我有一个大型数据集,正在使用data.table来识别每个分组ID的第一个非缺失值。
我目前可以通过定义一个函数并使用lapply()
将其应用于整个数据帧来实现这一目标。我也尝试使用mclapply()
,但这似乎更慢。
### Libraries ###
library(microbenchmark)
library(ggplot2)
library(data.table)
### Dummy Data Table ###
dt <- data.table(
id = rep(1:4, each = 4),
var_int = c(rep(NA, 3), 1L, rep(NA, 2), 10L, rep(NA, 2), 100L, rep(NA, 2), 1000L, rep(NA, 3)),
var_dou = c(rep(NA, 2), 1, rep(NA, 2), 1.01, rep(NA, 2), 1.001, rep(NA, 3), rep(NA, 3), 1.0001),
var_cha = c(NA, "a", rep(NA, 2), "b", rep(NA, 6), "c", rep(NA, 2), "d", NA),
var_intmi = c(1L, rep(NA, 14), 4L)
)
dt
## id var_int var_dou var_cha var_intmi
## 1: 1 NA NA <NA> 1
## 2: 1 NA NA a NA
## 3: 1 NA 1.0000 <NA> NA
## 4: 1 1 NA <NA> NA
## 5: 2 NA NA b NA
## 6: 2 NA 1.0100 <NA> NA
## 7: 2 10 NA <NA> NA
## 8: 2 NA NA <NA> NA
## 9: 3 NA 1.0010 <NA> NA
## 10: 3 100 NA <NA> NA
## 11: 3 NA NA <NA> NA
## 12: 3 NA NA c NA
## 13: 4 1000 NA <NA> NA
## 14: 4 NA NA <NA> NA
## 15: 4 NA NA d NA
## 16: 4 NA 1.0001 <NA> 4
### Functions ###
firstnonmiss_1 <- function(x){x[which(complete.cases(x))][1]}
firstnonmiss_2 <- function(x){first(x[complete.cases(x)])}
firstnonmiss_3 <- function(x){x[complete.cases(x)][1]}
### Desired Output ###
dt[, lapply(.SD, firstnonmiss_3), by = id]

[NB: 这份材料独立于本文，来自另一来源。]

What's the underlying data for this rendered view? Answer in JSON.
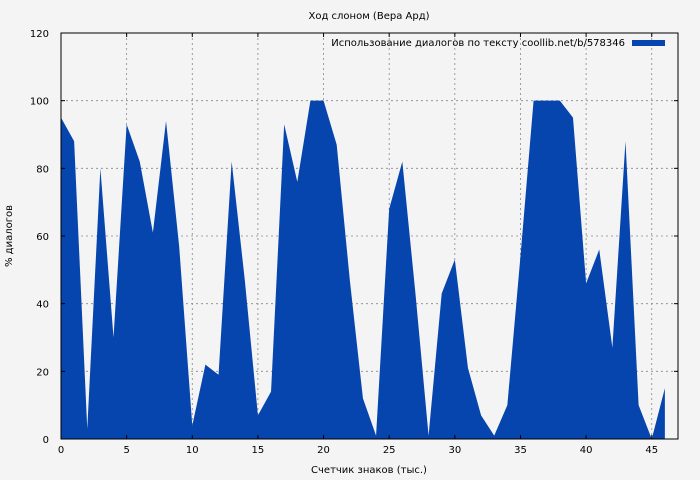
{
  "chart_data": {
    "type": "area",
    "title": "Ход слоном (Вера Ард)",
    "xlabel": "Счетчик знаков (тыс.)",
    "ylabel": "% диалогов",
    "xlim": [
      0,
      47
    ],
    "ylim": [
      0,
      120
    ],
    "x_ticks": [
      0,
      5,
      10,
      15,
      20,
      25,
      30,
      35,
      40,
      45
    ],
    "y_ticks": [
      0,
      20,
      40,
      60,
      80,
      100,
      120
    ],
    "grid": true,
    "legend_position": "top-right",
    "series": [
      {
        "name": "Использование диалогов по тексту coollib.net/b/578346",
        "color": "#0645ad",
        "x": [
          0,
          1,
          2,
          3,
          4,
          5,
          6,
          7,
          8,
          9,
          10,
          11,
          12,
          13,
          14,
          15,
          16,
          17,
          18,
          19,
          20,
          21,
          22,
          23,
          24,
          25,
          26,
          27,
          28,
          29,
          30,
          31,
          32,
          33,
          34,
          35,
          36,
          37,
          38,
          39,
          40,
          41,
          42,
          43,
          44,
          45,
          46
        ],
        "values": [
          95,
          88,
          3,
          80,
          30,
          93,
          82,
          61,
          94,
          57,
          4,
          22,
          19,
          82,
          47,
          7,
          14,
          93,
          76,
          100,
          100,
          87,
          47,
          12,
          1,
          68,
          82,
          43,
          1,
          43,
          53,
          21,
          7,
          1,
          10,
          54,
          100,
          100,
          100,
          95,
          46,
          56,
          27,
          88,
          10,
          0,
          15
        ]
      }
    ]
  }
}
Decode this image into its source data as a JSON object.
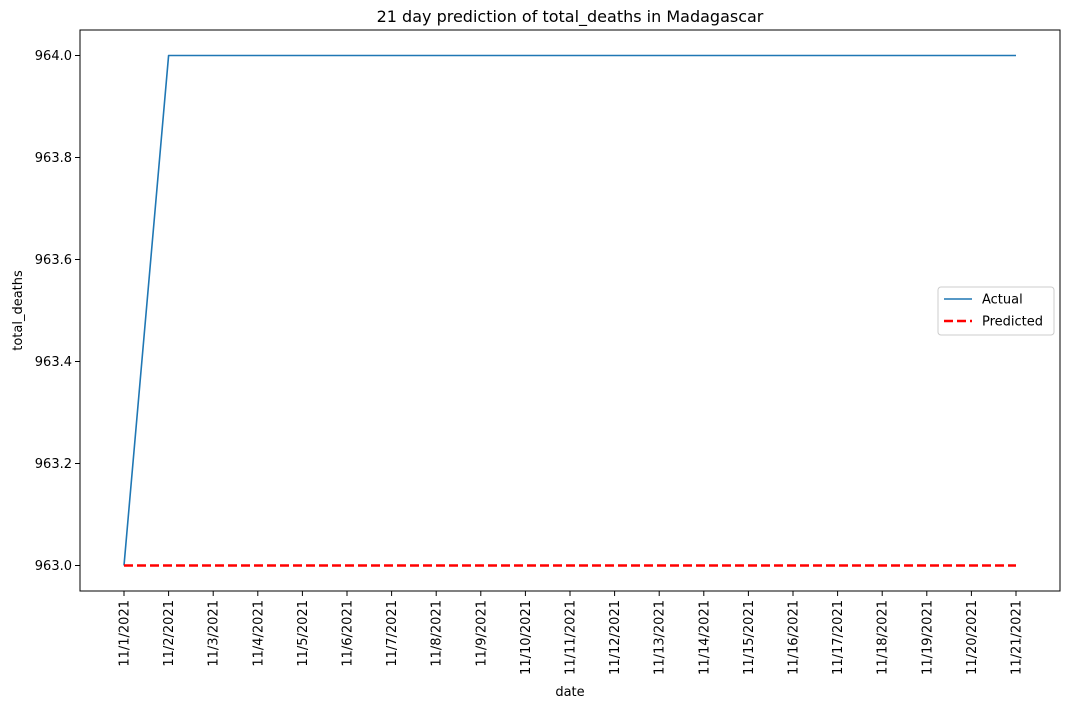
{
  "chart_data": {
    "type": "line",
    "title": "21 day prediction of total_deaths in Madagascar",
    "xlabel": "date",
    "ylabel": "total_deaths",
    "categories": [
      "11/1/2021",
      "11/2/2021",
      "11/3/2021",
      "11/4/2021",
      "11/5/2021",
      "11/6/2021",
      "11/7/2021",
      "11/8/2021",
      "11/9/2021",
      "11/10/2021",
      "11/11/2021",
      "11/12/2021",
      "11/13/2021",
      "11/14/2021",
      "11/15/2021",
      "11/16/2021",
      "11/17/2021",
      "11/18/2021",
      "11/19/2021",
      "11/20/2021",
      "11/21/2021"
    ],
    "ylim": [
      962.95,
      964.05
    ],
    "yticks": [
      "963.0",
      "963.2",
      "963.4",
      "963.6",
      "963.8",
      "964.0"
    ],
    "series": [
      {
        "name": "Actual",
        "color": "#1f77b4",
        "style": "solid",
        "values": [
          963,
          964,
          964,
          964,
          964,
          964,
          964,
          964,
          964,
          964,
          964,
          964,
          964,
          964,
          964,
          964,
          964,
          964,
          964,
          964,
          964
        ]
      },
      {
        "name": "Predicted",
        "color": "#ff0000",
        "style": "dashed",
        "values": [
          963,
          963,
          963,
          963,
          963,
          963,
          963,
          963,
          963,
          963,
          963,
          963,
          963,
          963,
          963,
          963,
          963,
          963,
          963,
          963,
          963
        ]
      }
    ],
    "legend_position": "center-right",
    "grid": false
  }
}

## id var_int var_dou var_cha var_intmi
## 1: 1 1 1.0000 a 1
## 2: 2 10 1.0100 b NA
## 3: 3 100 1.0010 c NA
## 4: 4 1000 1.0001 d 4
### Benchmarking ###
t <- microbenchmark(
"which()[1]" = dt[, lapply(.SD, firstnonmiss_1), by = id],
"first()" = dt[, lapply(.SD, firstnonmiss_2), by = id],
"[1]" = dt[, lapply(.SD, firstnonmiss_3), by = id],
times = 1e4
)
t
## Unit: microseconds
## expr min lq mean median uq max neval
## which()[1] 414.438 426.8485 516.7795 437.9710 460.8930 161388.83 10000
## first() 401.574 413.6190 483.2857 424.6860 446.6475 41523.61 10000
## [1] 388.845 401.4700 468.9951 411.3505 432.2035 33320.75 10000
### Plot Outputs ###
units <- attributes(print(t))[["unit"]]
autoplot(t) +
labs(x = "Function", y = paste0("Timings, (", units, ")")) +
scale_x_discrete() +
scale_y_log10() +
geom_violin(fill = "skyblue", alpha = 0.5) +
theme_light() +
theme(axis.text.y = element_text(family = "Monaco", angle = 90, hjust = 0.5))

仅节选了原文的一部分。